Cave on Salamis Island, Greece

The Cave of Euripides is a narrow cave, approximately 47 meters deep with ten small chambers, on a hillside overlooking the Saronic Gulf in the area of Peristeria on the south coast of Salamis Island, Greece. Its name derives from its reputation since ancient times as the place where the playwright Euripides came to write his tragedies. The ancient authors Philochorus and Satyrus described Euripides as a misanthrope who avoided society by lurking in a cave. The second century Roman author Aulus Gellius claimed to have visited the "grim and gloomy cavern" during his visit to Athens (Attic Nights XV.20).

==Archaeology==
In the 1990s, excavations were carried out under the direction of Yannos G. Lolos, Assistant Professor of Prehistoric Archaeology at the University of Ioannina, Epirus, in collaboration with the Department of Palaeoanthropology of the Greek Ministry of Culture.

Finds date from the late Neolithic onward. They include stone implements and arrowheads; Mycenaean burials; 5th century BC Attic black glaze pottery; Roman period coins and votive figurines; and jewellery from the Frankish period, generally suggesting its long-term use as a place of refuge and worship. The most notable discovery was a fragmentary black-glaze skyphos dating from the late 5th century BC, with the letters ΕΥΡΙΠΠ, clearly part of the name Euripides, carefully inscribed in letters of the Hellenistic or Roman period. Lolos interpreted the cup as a votive offering to Euripides, confirmation of the devotion his poetry inspired in later periods.

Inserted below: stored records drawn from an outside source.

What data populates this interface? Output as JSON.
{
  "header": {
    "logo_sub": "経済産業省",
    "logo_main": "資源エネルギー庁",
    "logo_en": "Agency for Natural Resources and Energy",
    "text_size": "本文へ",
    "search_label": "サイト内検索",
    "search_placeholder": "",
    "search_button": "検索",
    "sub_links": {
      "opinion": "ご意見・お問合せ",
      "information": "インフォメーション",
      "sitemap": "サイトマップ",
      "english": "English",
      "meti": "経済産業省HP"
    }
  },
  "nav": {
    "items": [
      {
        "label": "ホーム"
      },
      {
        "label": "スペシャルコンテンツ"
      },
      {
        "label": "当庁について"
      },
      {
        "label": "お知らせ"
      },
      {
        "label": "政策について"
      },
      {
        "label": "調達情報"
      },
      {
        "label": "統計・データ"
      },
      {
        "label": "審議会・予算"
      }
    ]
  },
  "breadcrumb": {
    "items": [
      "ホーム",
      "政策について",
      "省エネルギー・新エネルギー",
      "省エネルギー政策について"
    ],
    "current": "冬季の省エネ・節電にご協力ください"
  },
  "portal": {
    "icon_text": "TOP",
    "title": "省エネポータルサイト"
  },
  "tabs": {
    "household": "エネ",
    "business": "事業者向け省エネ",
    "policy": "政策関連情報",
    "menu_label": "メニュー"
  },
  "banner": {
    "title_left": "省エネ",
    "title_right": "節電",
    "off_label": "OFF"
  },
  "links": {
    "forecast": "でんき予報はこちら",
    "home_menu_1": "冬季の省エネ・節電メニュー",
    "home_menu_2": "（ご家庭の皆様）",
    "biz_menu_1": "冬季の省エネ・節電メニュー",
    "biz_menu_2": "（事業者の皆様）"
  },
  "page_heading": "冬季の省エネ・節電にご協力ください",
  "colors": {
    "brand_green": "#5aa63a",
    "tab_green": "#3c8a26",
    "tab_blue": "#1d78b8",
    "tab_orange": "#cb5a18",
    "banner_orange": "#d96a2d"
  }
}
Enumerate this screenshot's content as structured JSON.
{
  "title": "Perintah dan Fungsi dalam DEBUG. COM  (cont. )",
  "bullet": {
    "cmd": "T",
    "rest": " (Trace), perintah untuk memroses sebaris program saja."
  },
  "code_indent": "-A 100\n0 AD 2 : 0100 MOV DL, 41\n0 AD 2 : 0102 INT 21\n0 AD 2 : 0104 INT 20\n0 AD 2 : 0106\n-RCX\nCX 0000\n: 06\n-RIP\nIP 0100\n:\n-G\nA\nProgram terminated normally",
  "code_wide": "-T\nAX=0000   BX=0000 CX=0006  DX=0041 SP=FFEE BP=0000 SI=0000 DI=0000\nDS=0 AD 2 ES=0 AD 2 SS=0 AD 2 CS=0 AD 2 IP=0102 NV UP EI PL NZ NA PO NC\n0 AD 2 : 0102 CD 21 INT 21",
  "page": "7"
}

Lolos also uncovered the foundations of a small rural sanctuary about 70 meters southwest of the cave, on the trail from the shore. Based on a marble phallus and other finds, he interpreted it as a sanctuary of Dionysus, the patron god of Greek theatre.

==Access==
The cave, unsignposted, is located between the settlements of Peristeria and Kolones, about 350 meters northwest of the north end of Euripides Street, up a clear footpath. There is a steel door.